Mein Hals und Rumpf schmerzte. Sowohl die Haut, in die der Druck der abgerissen Kette gedrückt hatte, als auch etwas tieferes. Ähnlich einer Erkältung, nur schlimmer. Und brodelnder. Ich wusste nicht genau was geschah. Ich erkannte, wie meine Handgelenke lichterloh entbrannten und die Armbänder an ihnen binnen Sekundenbruchteilen flüssig hinunter tropften und der Rest zischend verdampfte. Die Flammen schlugen viel zu hoch, höher als ich es unterdrücken konnte. Sie wurden erst blau, dann immer heller bis gleißend weiß.
Panik schlich sich langsam in meine Blutbahnen. Adrenalin drohte mich zu übernehmen fürchtete ich. Ich nahm mein Umfeld immer weniger war. Wie brachte ich das alles wieder zurück in die richtige Bahn? Wie bekam ich die Situation wieder ins Lot? Ich war hilflos. Hilflos mit meiner aufgerissenen, großen Klappe. Ich habe nicht vorausgedacht. Ich hätte meinen Kristall auch weniger ausgeliefert mit mir herumtragen können. Aber nein, die schützende Zierde präsentierte ich ja mit allem Hochmut direkt für aller Augen und Hände angreifbar.

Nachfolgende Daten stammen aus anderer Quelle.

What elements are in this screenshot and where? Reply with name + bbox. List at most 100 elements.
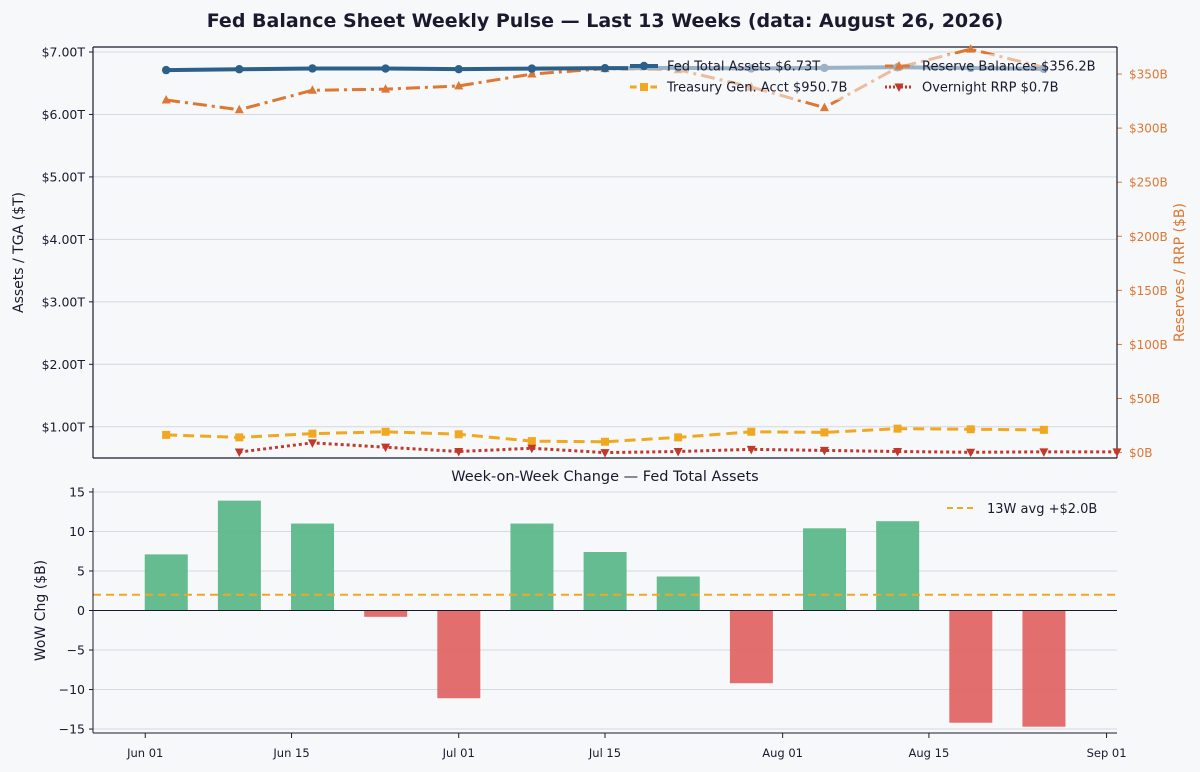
data-point [746,445,756,455]
y-tick-label-left: $6.00T [42,107,86,122]
y-tick-label: 15 [69,484,85,499]
y-tick-label-left: $3.00T [42,294,86,309]
wow-bar [803,528,847,611]
x-tick-label: Aug 15 [909,746,950,760]
wow-bar [656,576,700,611]
data-point [307,439,317,448]
x-tick-label: Aug 01 [762,746,803,760]
data-point [527,444,537,454]
y-axis-label-bottom: WoW Chg ($B) [33,560,49,661]
data-point [454,448,464,457]
wow-bar [510,523,554,611]
data-point [674,433,683,442]
legend-label: 13W avg +$2.0B [987,502,1097,517]
y-axis-label-left: Assets / TGA ($T) [11,192,27,313]
data-point [1039,448,1049,457]
y-tick-label: −15 [59,722,85,737]
data-point [161,65,171,75]
series-overnight-rrp [234,439,1122,458]
y-tick-label-right: $100B [1129,338,1168,352]
legend-marker [894,61,904,70]
data-point [966,44,976,53]
y-tick-label-left: $5.00T [42,169,86,184]
data-point [966,448,976,458]
data-point [893,448,903,457]
data-point [527,437,536,446]
wow-bar [729,610,773,684]
legend-label: Treasury Gen. Acct $950.7B [666,81,847,96]
data-point [307,85,317,94]
data-point [454,430,463,439]
data-point [381,427,390,436]
legend-label: Overnight RRP $0.7B [922,81,1059,96]
wow-bar [949,610,993,723]
y-tick-label-right: $350B [1129,68,1168,82]
legend-label: Fed Total Assets $6.73T [667,60,820,75]
legend-item: Overnight RRP $0.7B [885,81,1059,96]
legend-label: Reserve Balances $356.2B [922,60,1096,75]
bottom-legend: 13W avg +$2.0B [947,502,1097,517]
bottom-panel: Week-on-Week Change — Fed Total Assets −1… [33,469,1127,760]
data-point [381,84,391,93]
wow-bar [876,521,920,611]
x-tick-label: Jun 15 [272,746,309,760]
y-tick-label-left: $2.00T [42,357,86,372]
x-tick-label: Jul 01 [442,746,475,760]
data-point [600,449,610,458]
legend-item: Fed Total Assets $6.73T [630,60,820,75]
y-tick-label-right: $0B [1129,446,1153,460]
data-point [820,428,829,437]
y-tick-label: −5 [67,643,85,658]
data-point [454,80,464,90]
data-point [234,448,244,458]
x-tick-label: Jul 15 [588,746,621,760]
y-tick-label-left: $7.00T [42,44,86,59]
y-tick-label: 5 [77,563,85,578]
wow-bar [583,552,627,611]
data-point [381,64,390,73]
legend-marker [639,61,649,71]
legend-item: Reserve Balances $356.2B [885,60,1096,75]
wow-bar [1022,610,1066,727]
x-tick-label: Jun 01 [126,746,163,760]
data-point [1112,448,1122,457]
y-tick-label-left: $4.00T [42,232,86,247]
y-tick-label-left: $1.00T [42,419,86,434]
data-point [234,104,244,114]
y-tick-label-right: $250B [1129,176,1168,190]
data-point [747,427,756,436]
data-point [893,424,902,433]
wow-bar [144,554,188,611]
data-point [527,69,537,78]
legend-marker [894,83,904,92]
data-point [527,64,537,73]
y-tick-label: 10 [69,524,85,539]
data-point [819,446,829,456]
top-legend: Fed Total Assets $6.73T Reserve Balances … [628,54,1112,100]
x-tick-label: Sep 01 [1087,746,1127,760]
data-point [161,94,171,104]
chart-title: Fed Balance Sheet Weekly Pulse — Last 13… [207,10,1004,32]
y-tick-label: −10 [59,682,85,697]
data-point [673,448,683,457]
y-tick-label-right: $150B [1129,284,1168,298]
data-point [235,65,244,74]
data-point [600,63,610,73]
y-axis-label-right: Reserves / RRP ($B) [1172,203,1188,342]
data-point [235,433,244,442]
y-tick-label: 0 [77,603,85,618]
series-treasury-gen-acct [162,424,1048,446]
y-tick-label-right: $200B [1129,230,1168,244]
bottom-panel-title: Week-on-Week Change — Fed Total Assets [451,469,758,485]
data-point [381,443,391,453]
wow-bar [291,523,335,611]
legend-marker [640,83,648,91]
data-point [819,102,829,112]
wow-bar [364,610,408,617]
wow-bar [437,610,481,699]
data-point [308,429,317,438]
data-point [966,425,975,434]
y-tick-label-right: $300B [1129,122,1168,136]
data-point [601,437,609,446]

Ein Kichern kam von irgendwoher. Jetzt erntete ich den Spott zurecht. Ich fühlte mich zurück in die ersten Unterrichtsstunden meines Lebens versetzt. Kalte Räume, allein ohne Familie, ohne Bezugsperson, ohne jemanden, der mir half zu lernen mit mir umzugehen. Sie waren alle nur da, um mich zum Funktionieren zu erziehen. Um mein Potenzial nutzbar zu machen, wie der Leiter sagte. Der kleine blaue Sternenkristall am Nachthimmel mit seinem unberechenbaren Feuer. Wie ich es früher gehasst hatte so genannt zu werden.
"Dass du solch eine Panik schiebst hätte ich nun nicht erwartet", lachte Fate und holte mich erschrocken in das Hier und Jetzt zurück. Unverändert stand sie vor mir, beobachtete, studierte förmlich mein Gesicht und meine Körpersprache. Das Feuer flackerte hin und her, spiegelte sich an den Wänden, warf Schatten aller Größen. Es leuchtete auf und erlosch unkontrolliert für kurze Zeit. Der Versuch es zu bändigen strengte mich furchtbar an. Ich musste es so schnell wie nur möglich in Ordnung bringen bevor ich hier unterging.
"Das scheint ja nervenzehrender zu sein als jeder Gang ins Fitnessstudio, was du da veranstaltest in deinem Kopf." Fate ging wenige Schritte rückwärts. Währenddessen bekam ich langsam das Gefühl zu überhitzen. Ja, ich spielte mit dem Feuer. Wie witzig. Und ja, ich war außer Kontrolle. Aber ich schaffte es nicht mit meinen Fähigkeiten umzugehen. Was war nur heute passiert? Es ließ sich immer hinbiegen, egal wie. Aber nicht hier.
Mit einem Mal wurde ich blitzartig gegen die glatte, kühle Wand geschmettert. Ächzend verließ die Luft meine Lungen. Einige Knochen fühlten sich falsch an, besonders mein Schädel glühte vor Schmerzen. Mühsam hob ich millimeterweise meine Lider an.
Fate stand an ihrem neuen Platz ein paar Schritte vor mir, die Hände parallel vor sich erhoben. Keine Frage wem ich das zu verdanken hatte. Dennoch wandte ich meine Aufmerksamkeit so gut es mir gelang jemand anderem zu. Der verbliebene Dämonenjunge schlenderte gehässig zu mir und starrte mich an. Er blieb vor mir stehen und musterte mich.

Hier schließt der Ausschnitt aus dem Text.